Miss Marple: An Amateur Sleuth

Semley does, however, give a passing nod to Miss Marple (“the old-school gumshoe feels as irrelevant as Sherlock Holmes and Miss Marple felt a generation before”) except that Miss Marple was an amateur sleuth, not a professional private investigator (definition from Private Eye Writers of America: A private investigator is a private citizen [not a member of the military, federal agency, or civic or state police force] who is paid to investigate crimes).

Tip of the Fedora to Hard-Boiled Female PIs

Secret Agent

Let’s look at a few female private eye characters who made their appearances during the hard-boiled era:

Grace “Redsie” Culver, an operative for the Noonan Detective Agency, starred in 20 stories in The Shadow Magazine from 1934-1937.

Carrie Cashin, owner of the Cash and Carry Detective Agency in Manhattan, first hit the fiction scene in 1937 and went on to star in 38 stories.

Dol Bonner started walking the mean streets in The Hand in the Glove (1937) by Rex Stout, who later included Bonner as a supporting character in several novels featuring Nero Wolfe.

The Death of the Private Eye Genre?

This is the real point of Semley’s article, and it’s a valid one. Yes, technological tools, available to just about anyone, have cast a cold shadow on many of the private investigator’s tricks of the trade. My husband and I have an entire room filled with cameras and other equipment that are hopelessly outdated. A lot of the smartphone apps I use for investigations any kid can buy.

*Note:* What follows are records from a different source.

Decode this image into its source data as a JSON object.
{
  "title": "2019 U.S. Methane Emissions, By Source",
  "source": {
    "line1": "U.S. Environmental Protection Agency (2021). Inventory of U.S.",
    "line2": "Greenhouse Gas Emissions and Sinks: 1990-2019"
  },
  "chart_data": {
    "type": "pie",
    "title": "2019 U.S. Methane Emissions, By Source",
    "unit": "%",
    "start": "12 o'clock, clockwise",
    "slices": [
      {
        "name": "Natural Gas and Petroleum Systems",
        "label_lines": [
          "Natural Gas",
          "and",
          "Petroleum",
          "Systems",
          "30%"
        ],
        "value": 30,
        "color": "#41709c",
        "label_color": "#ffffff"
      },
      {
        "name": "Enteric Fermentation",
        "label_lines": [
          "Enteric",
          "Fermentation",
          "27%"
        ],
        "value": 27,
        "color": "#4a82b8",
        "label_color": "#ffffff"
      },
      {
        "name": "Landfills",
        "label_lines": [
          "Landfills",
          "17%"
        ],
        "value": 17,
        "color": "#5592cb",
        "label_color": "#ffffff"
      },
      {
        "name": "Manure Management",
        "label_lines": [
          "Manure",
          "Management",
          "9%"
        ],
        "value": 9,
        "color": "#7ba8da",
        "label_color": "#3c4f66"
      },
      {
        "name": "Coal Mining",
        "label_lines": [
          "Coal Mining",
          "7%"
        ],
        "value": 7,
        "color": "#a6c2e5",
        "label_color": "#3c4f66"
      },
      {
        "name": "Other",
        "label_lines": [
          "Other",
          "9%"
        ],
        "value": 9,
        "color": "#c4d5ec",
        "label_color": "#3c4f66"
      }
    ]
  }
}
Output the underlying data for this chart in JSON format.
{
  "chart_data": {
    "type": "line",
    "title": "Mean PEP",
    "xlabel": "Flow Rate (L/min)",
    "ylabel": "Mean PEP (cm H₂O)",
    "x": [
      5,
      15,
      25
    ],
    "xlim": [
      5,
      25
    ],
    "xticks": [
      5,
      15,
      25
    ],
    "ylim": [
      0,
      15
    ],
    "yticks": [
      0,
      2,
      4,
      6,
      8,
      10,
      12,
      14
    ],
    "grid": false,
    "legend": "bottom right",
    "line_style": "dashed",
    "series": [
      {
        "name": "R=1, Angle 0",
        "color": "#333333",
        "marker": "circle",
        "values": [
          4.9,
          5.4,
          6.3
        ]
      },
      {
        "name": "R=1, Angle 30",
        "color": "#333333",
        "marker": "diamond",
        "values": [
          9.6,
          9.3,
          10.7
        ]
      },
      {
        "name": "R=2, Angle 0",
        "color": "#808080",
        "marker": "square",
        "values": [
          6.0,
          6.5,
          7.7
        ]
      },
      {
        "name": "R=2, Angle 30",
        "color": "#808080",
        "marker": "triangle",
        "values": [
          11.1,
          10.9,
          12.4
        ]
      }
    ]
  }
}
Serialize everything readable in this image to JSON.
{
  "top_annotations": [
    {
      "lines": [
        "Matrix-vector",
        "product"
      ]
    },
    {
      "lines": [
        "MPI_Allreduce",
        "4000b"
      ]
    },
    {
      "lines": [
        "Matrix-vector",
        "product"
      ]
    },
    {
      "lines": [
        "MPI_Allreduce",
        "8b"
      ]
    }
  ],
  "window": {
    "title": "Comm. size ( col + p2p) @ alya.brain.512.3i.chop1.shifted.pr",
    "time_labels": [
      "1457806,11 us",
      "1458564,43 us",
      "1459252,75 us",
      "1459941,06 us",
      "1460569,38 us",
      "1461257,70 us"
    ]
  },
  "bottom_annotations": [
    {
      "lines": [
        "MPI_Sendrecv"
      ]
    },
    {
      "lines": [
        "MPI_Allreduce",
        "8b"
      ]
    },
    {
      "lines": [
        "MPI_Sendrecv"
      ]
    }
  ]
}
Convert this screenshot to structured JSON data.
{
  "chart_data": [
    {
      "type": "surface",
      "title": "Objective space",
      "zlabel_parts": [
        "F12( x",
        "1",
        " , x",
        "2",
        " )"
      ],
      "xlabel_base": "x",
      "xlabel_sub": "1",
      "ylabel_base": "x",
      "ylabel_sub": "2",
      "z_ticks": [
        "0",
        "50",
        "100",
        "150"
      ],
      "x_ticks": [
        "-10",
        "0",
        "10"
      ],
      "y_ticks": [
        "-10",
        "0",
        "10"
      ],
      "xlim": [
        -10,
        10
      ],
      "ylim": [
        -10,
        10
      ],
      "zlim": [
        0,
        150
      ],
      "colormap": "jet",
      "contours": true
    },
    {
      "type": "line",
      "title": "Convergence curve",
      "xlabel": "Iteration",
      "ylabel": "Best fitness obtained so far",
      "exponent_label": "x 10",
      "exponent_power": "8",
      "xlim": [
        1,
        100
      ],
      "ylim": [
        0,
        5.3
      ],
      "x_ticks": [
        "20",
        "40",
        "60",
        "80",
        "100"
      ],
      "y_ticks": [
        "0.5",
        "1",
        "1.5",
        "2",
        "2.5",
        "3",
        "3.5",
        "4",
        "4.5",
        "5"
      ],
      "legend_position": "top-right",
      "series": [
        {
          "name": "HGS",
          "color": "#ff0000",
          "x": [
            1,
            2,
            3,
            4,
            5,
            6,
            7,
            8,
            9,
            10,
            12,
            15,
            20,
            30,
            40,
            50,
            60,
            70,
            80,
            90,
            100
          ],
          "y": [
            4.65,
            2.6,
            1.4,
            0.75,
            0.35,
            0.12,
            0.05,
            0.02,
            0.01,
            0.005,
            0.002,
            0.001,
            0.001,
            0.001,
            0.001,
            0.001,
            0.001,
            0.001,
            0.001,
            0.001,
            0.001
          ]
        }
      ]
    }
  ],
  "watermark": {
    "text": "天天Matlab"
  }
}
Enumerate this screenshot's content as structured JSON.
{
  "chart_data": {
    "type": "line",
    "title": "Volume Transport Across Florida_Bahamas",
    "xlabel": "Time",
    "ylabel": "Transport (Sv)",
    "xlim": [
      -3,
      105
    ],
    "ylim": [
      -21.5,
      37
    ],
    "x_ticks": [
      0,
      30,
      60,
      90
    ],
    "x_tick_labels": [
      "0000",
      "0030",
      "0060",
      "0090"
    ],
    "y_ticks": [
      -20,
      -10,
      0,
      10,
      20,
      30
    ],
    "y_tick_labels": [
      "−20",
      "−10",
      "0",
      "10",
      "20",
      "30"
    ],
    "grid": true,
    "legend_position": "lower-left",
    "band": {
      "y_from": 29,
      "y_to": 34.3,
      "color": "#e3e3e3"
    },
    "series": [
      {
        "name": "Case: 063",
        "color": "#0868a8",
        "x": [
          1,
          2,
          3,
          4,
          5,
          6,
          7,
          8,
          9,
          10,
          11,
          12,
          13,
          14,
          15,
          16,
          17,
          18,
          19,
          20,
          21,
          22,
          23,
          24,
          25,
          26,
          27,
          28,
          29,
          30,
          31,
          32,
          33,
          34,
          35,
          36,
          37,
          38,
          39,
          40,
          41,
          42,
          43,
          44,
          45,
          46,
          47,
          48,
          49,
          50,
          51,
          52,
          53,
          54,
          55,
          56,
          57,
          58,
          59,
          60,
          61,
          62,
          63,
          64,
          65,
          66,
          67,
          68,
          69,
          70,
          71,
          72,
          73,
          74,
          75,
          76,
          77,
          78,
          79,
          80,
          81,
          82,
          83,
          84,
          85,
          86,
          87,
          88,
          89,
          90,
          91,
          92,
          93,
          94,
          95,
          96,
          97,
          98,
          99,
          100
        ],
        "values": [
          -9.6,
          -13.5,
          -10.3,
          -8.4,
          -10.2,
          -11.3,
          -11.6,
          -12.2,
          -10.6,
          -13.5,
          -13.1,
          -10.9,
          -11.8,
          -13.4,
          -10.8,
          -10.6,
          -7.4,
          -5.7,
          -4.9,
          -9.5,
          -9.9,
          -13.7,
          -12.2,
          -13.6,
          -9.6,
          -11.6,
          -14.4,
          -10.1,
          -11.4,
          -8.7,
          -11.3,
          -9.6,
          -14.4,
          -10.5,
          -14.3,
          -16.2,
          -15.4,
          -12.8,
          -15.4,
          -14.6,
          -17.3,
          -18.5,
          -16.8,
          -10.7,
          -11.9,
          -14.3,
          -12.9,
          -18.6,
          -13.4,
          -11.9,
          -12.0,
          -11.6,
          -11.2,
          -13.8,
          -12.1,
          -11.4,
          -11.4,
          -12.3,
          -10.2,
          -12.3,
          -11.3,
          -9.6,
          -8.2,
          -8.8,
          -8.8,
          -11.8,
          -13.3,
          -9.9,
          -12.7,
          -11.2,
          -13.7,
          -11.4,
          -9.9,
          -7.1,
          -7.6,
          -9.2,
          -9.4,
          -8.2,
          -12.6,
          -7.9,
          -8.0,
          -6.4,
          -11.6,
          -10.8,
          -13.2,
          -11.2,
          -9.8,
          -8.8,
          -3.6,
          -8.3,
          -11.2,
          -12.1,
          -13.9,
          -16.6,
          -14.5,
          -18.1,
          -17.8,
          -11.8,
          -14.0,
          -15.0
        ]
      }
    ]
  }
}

Walking the Mean Streets: Still in Vogue

But not all investigations are about being technically hip. When a law firm hired us to find the names of people who had worked on a building nearly 50 years ago, there were no databases, even proprietary ones, that contained a shred of evidence to these people’s identities, so we sleuthed the old-fashioned way: On foot. Talked to people, reviewed old reverse phone directories, ended up digging through dusty boxes in a storage facility (where we finally found the people’s names).

We know a homicide detective who resorts to some old-fashioned tricks when he wants to get people to answer the door: He finds their electrical box and turns off the power. Within seconds, they’ve opened their door and he’s there with a few questions he’d like them to answer.

A Witness Wrote Us a Letter

When a lawyer hired us to find a gang member who had tried to kill his client, we headed to the gang member’s neighborhood and knocked on doors. Nobody wanted to talk to us because they were either frightened or protective of the gang. Later we returned to the neighborhood with signs that we posted on trees, bus benches, a fence at a park. A few days later, we received a letter written by someone who didn’t want to give their name, and who was writing with paper and pen because they didn’t want their identity traced electronically. They wrote that they would meet us at the park at a certain date and time and talk with us, for fifteen minutes only.

Was this witness for real? We didn’t know, but we showed up at the park at the designated time…and found a woman in her fifties who quietly told us the gang member’s name and address. She refused to give us her name, and to be on the safe side she hadn’t even driven to the park in her car (she’d walked). Her information cracked the case.

Semley claims that “All P.I. stories are now period pieces.” Hmm…maybe that’s even more of a cliche than thinking only tough, wisecracking guys were gumshoes.